Gatineau, Quebec-based Hexo said its adjusted net loss for the quarter was $43.7 million, compared with the average analyst estimate of a $13.2 million loss. Revenue stood at $15.4 million.

Hexo also also took a $17 million inventory writedown, citing price compression, which BMO analyst Tamy Chen called “an unsettling development considering the sizable amount of unfinished inventory” held by Canadian licensed producers.

Hexo’s share price has tumbled 46 per cent from the close of trading on Oct. 4, when it announced its chief financial officer would step down after about four months on the job.

That was followed by a guidance cut, when the company said its quarterly revenue would be between $14.5 million and $16.5 million, after previously saying it would double from the $13 million reported in the prior quarter.

Suspends Operations

It also withdrew its fiscal 2020 guidance for $400 million in sales and said last week it would cut about 200 jobs, or approximately a quarter of its workforce. As a result, it will suspend its operations in Niagara, Ontario and in 200,000 square feet of its facility in Gatineau.

Its recent plan to issue $70 million of convertible debentures with a conversion price below its stock price also raised eyebrows. It said Tuesday it’s also in the process of setting up an at-the-market financing, in which a company raises money by selling shares incrementally at prevailing prices.

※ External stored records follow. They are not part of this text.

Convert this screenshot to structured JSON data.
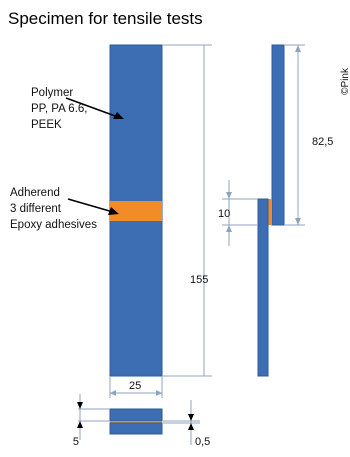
{
  "title": "Specimen for tensile tests",
  "copyright": "©Pink",
  "labels": {
    "polymer": [
      "Polymer",
      "PP, PA 6.6,",
      "PEEK"
    ],
    "adherend": [
      "Adherend",
      "3 different",
      "Epoxy adhesives"
    ]
  },
  "dimensions": {
    "length": "155",
    "width": "25",
    "thickness_total": "5",
    "adhesive_thickness": "0,5",
    "overlap": "10",
    "upper_length": "82,5"
  },
  "colors": {
    "specimen": "#3D6EB4",
    "adhesive": "#F28C28",
    "dimension_line": "#8FA3BF"
  }
}
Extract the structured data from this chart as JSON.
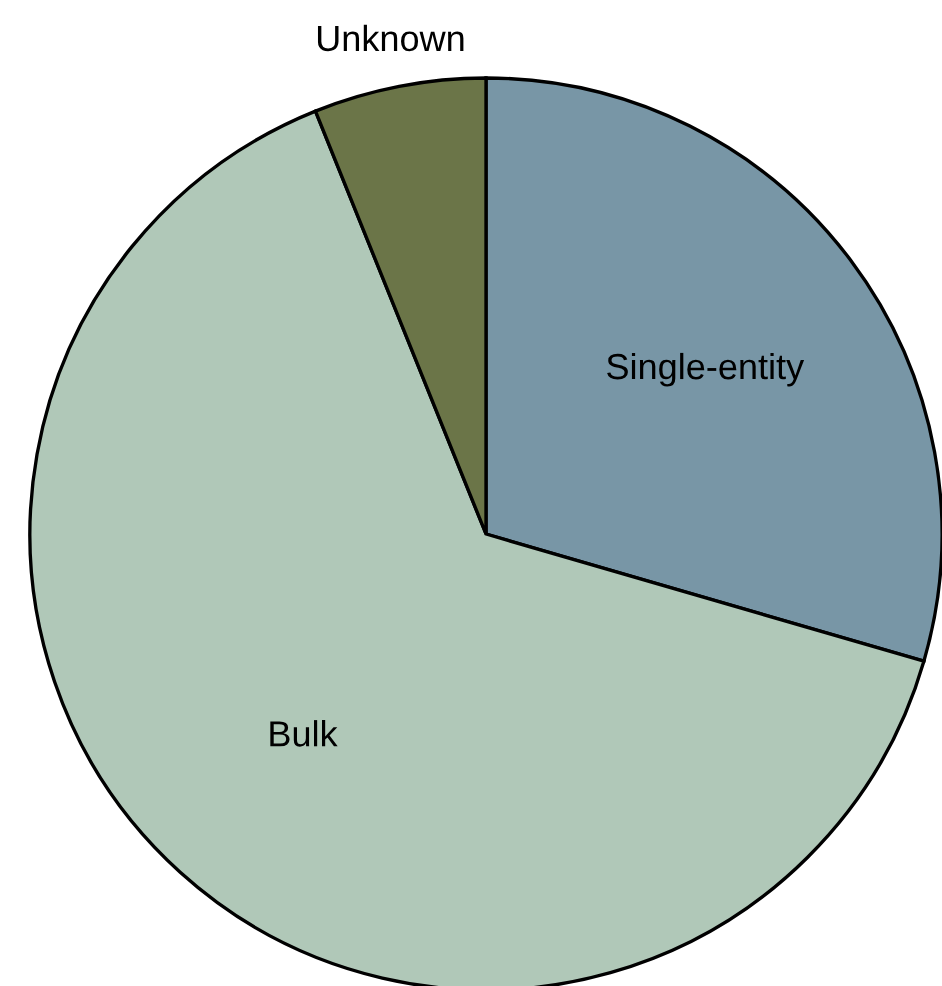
{
  "chart_data": {
    "type": "pie",
    "categories": [
      "Single-entity",
      "Bulk",
      "Unknown"
    ],
    "values": [
      29.5,
      64.4,
      6.1
    ],
    "colors": [
      "#7896a6",
      "#b0c8b8",
      "#6b7548"
    ]
  }
}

Chief Executive Officer Sebastien St-Louis framed the quarter as a positive one, where the company managed to maintain its 33% market share in its home province of Quebec while making the difficult decisions that its competitors will also be forced to make sooner or later.

“If you look to the metrics and the way Hexo is managing its business, the way we’re making hard decisions on operations and the market share we’ve managed to keep, that tells a much stronger story than the quarterly revenue numbers,” St-Louis said Tuesday on a call with analysts.

Top Three

He added that his goal is to make Hexo a top-three player in Canada by achieving 20% market share nationally.

“As competitors fail in the next 12 months, and we’ll have lots of them failing, especially the small ones, I think that opens up space” in the market, St-Louis said.

Hexo said it expects first-quarter net revenue to be between C$14 million and C$18 million and it’s “targeting to achieve positive adjusted Ebitda in calendar 2020.” It also expects to deliver gross margins in the low-40 per cent range going forward.

Short interest stood at 12 per cent of its float or US$68.5 million last week, according to data from financial analytics firm S3 partners.